Tyle że – kontynuuje Bartosz Groele – zarządca, który obejmuje zarząd przedsiębiorstwem, nie ma zwykle dostatecznej wiedzy dotyczącej funkcjonowania danego przedsiębiorstwa i jego bieżących potrzeb prawno-ekonomicznych. Ponadto warto zwrócić uwagę na art. 292a par. 8 k.p.k., zgodnie z którym zarządca powinien przekazywać sądowi lub prokuratorowi posiadane informacje mające znaczenie dla toczącego się postępowania, w szczególności o sposobie i okolicznościach wykorzystania tego przedsiębiorstwa do popełnienia przestępstwa lub ukrycia osiągniętej z niego korzyści oraz o rzeczach i dokumentach mogących stanowić dowód w sprawie.

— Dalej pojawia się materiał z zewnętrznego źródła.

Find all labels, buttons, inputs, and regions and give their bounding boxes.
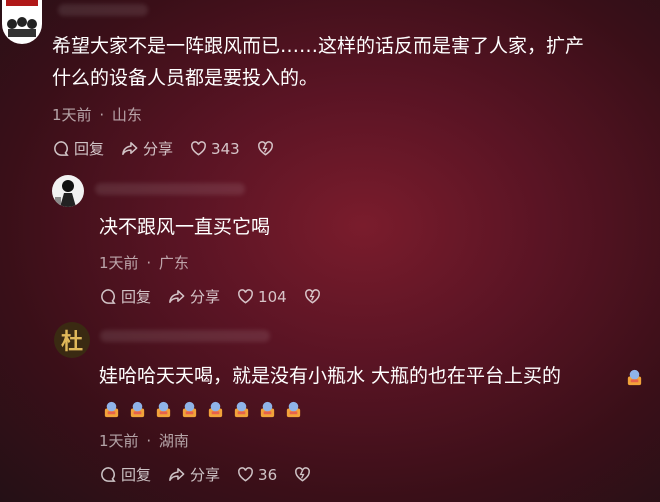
share-label: 分享 bbox=[190, 466, 221, 484]
emoji-icon bbox=[128, 400, 147, 419]
comment-location: 山东 bbox=[111, 106, 142, 124]
comment-actions: 回复 分享 343 bbox=[52, 138, 294, 159]
comment-text: 娃哈哈天天喝，就是没有小瓶水 大瓶的也在平台上买的 bbox=[99, 365, 562, 387]
comment-location: 湖南 bbox=[158, 432, 189, 450]
comment-time: 1天前 bbox=[99, 432, 139, 450]
share-button[interactable]: 分享 bbox=[120, 138, 173, 159]
comment-text: 决不跟风一直买它喝 bbox=[99, 216, 271, 238]
like-count: 36 bbox=[258, 465, 278, 484]
meta-separator: · bbox=[99, 106, 105, 124]
share-button[interactable]: 分享 bbox=[167, 464, 220, 485]
avatar-user-2[interactable] bbox=[52, 175, 84, 207]
heart-icon bbox=[191, 141, 206, 156]
emoji-icon bbox=[258, 400, 277, 419]
username-blurred[interactable] bbox=[58, 4, 148, 16]
comment-time: 1天前 bbox=[52, 106, 92, 124]
dislike-button[interactable] bbox=[256, 139, 278, 158]
comment-actions: 回复 分享 104 bbox=[99, 286, 341, 307]
avatar-image bbox=[6, 0, 38, 37]
reply-icon bbox=[101, 467, 116, 482]
meta-separator: · bbox=[146, 432, 152, 450]
emoji-icon bbox=[232, 400, 251, 419]
like-button[interactable]: 343 bbox=[189, 139, 240, 158]
avatar-user-1[interactable] bbox=[2, 0, 42, 44]
share-icon bbox=[169, 468, 185, 481]
avatar-user-3[interactable]: 杜 bbox=[54, 322, 90, 358]
comment-location: 广东 bbox=[158, 254, 189, 272]
comment-meta: 1天前 · 山东 bbox=[52, 104, 142, 125]
username-blurred[interactable] bbox=[100, 330, 270, 342]
reply-label: 回复 bbox=[121, 466, 152, 484]
emoji-icon bbox=[206, 400, 225, 419]
comment-meta: 1天前 · 湖南 bbox=[99, 430, 189, 451]
dislike-button[interactable] bbox=[303, 287, 325, 306]
share-icon bbox=[169, 290, 185, 303]
meta-separator: · bbox=[146, 254, 152, 272]
reply-icon bbox=[54, 141, 69, 156]
share-icon bbox=[122, 142, 138, 155]
username-blurred[interactable] bbox=[95, 183, 245, 195]
emoji-icon bbox=[180, 400, 199, 419]
comment-time: 1天前 bbox=[99, 254, 139, 272]
comment-text-line2: 什么的设备人员都是要投入的。 bbox=[52, 67, 319, 89]
dislike-button[interactable] bbox=[293, 465, 315, 484]
avatar-image bbox=[55, 180, 76, 207]
reply-label: 回复 bbox=[74, 140, 105, 158]
emoji-row bbox=[102, 400, 310, 419]
dislike-icon bbox=[257, 141, 273, 156]
like-button[interactable]: 104 bbox=[236, 287, 287, 306]
comment-text-line1: 希望大家不是一阵跟风而已……这样的话反而是害了人家，扩产 bbox=[52, 35, 585, 57]
share-label: 分享 bbox=[190, 288, 221, 306]
emoji-icon bbox=[102, 400, 121, 419]
share-label: 分享 bbox=[143, 140, 174, 158]
comment-actions: 回复 分享 36 bbox=[99, 464, 331, 485]
like-button[interactable]: 36 bbox=[236, 465, 277, 484]
dislike-icon bbox=[304, 289, 320, 304]
avatar-text: 杜 bbox=[60, 329, 83, 355]
heart-icon bbox=[238, 289, 253, 304]
heart-icon bbox=[238, 467, 253, 482]
like-count: 343 bbox=[211, 139, 240, 158]
emoji-icon bbox=[154, 400, 173, 419]
share-button[interactable]: 分享 bbox=[167, 286, 220, 307]
dislike-icon bbox=[295, 467, 311, 482]
reply-button[interactable]: 回复 bbox=[99, 464, 151, 485]
reply-label: 回复 bbox=[121, 288, 152, 306]
like-count: 104 bbox=[258, 287, 287, 306]
comment-meta: 1天前 · 广东 bbox=[99, 252, 189, 273]
reply-button[interactable]: 回复 bbox=[99, 286, 151, 307]
reply-icon bbox=[101, 289, 116, 304]
emoji-icon bbox=[625, 368, 644, 387]
emoji-icon bbox=[284, 400, 303, 419]
reply-button[interactable]: 回复 bbox=[52, 138, 104, 159]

– Taka regulacja wykracza poza sam zakres wyegzekwowania środków finansowych z majątku przedsiębiorstwa, ale w istocie czyni zarządcę kolejnym organem przeznaczonym do gromadzenia materiału dowodowego przeciwko oskarżonemu. I do tego organem działającym od „środka przedsiębiorstwa”. Rozwiązanie takie może budzić wątpliwości z perspektywy systemowych założeń prawa karnego, jak i cywilnego – twierdzi Bartosz Groele.
Zastrzeżenia ma także adwokat Arkadiusz Matusiak, kierujący w kancelarii Wolf Theiss zespołem przestępczości gospodarczej. Jego zdaniem w projektowanej ustawie brakuje kilku bezpieczników. Co najistotniejsze, tak daleko idące ograniczenia praw majątkowych, jak zabezpieczenie poprzez ustanowienie zarządu przymusowego, powinny mieć charakter tymczasowy. Proponowane przepisy nie gwarantują zaś, że zabezpieczenie nie będzie utrzymywane dłużej, niż jest to konieczne, by zapewnić dostępność mienia na wypadek ewentualnego przepadku.
– Wątpliwości budzi też jedynie instrukcyjny charakter terminu do wystąpienia przez prokuratora do sądu o zatwierdzenie jego postanowienia oraz na rozstrzygnięcie sądu i brak skutków niedochowania tych terminów. Dużo lepszym rozwiązaniem byłby automatyczny upadek zabezpieczenia w przypadku niezachowania terminu przez prokuratora – spostrzega mec. Matusiak.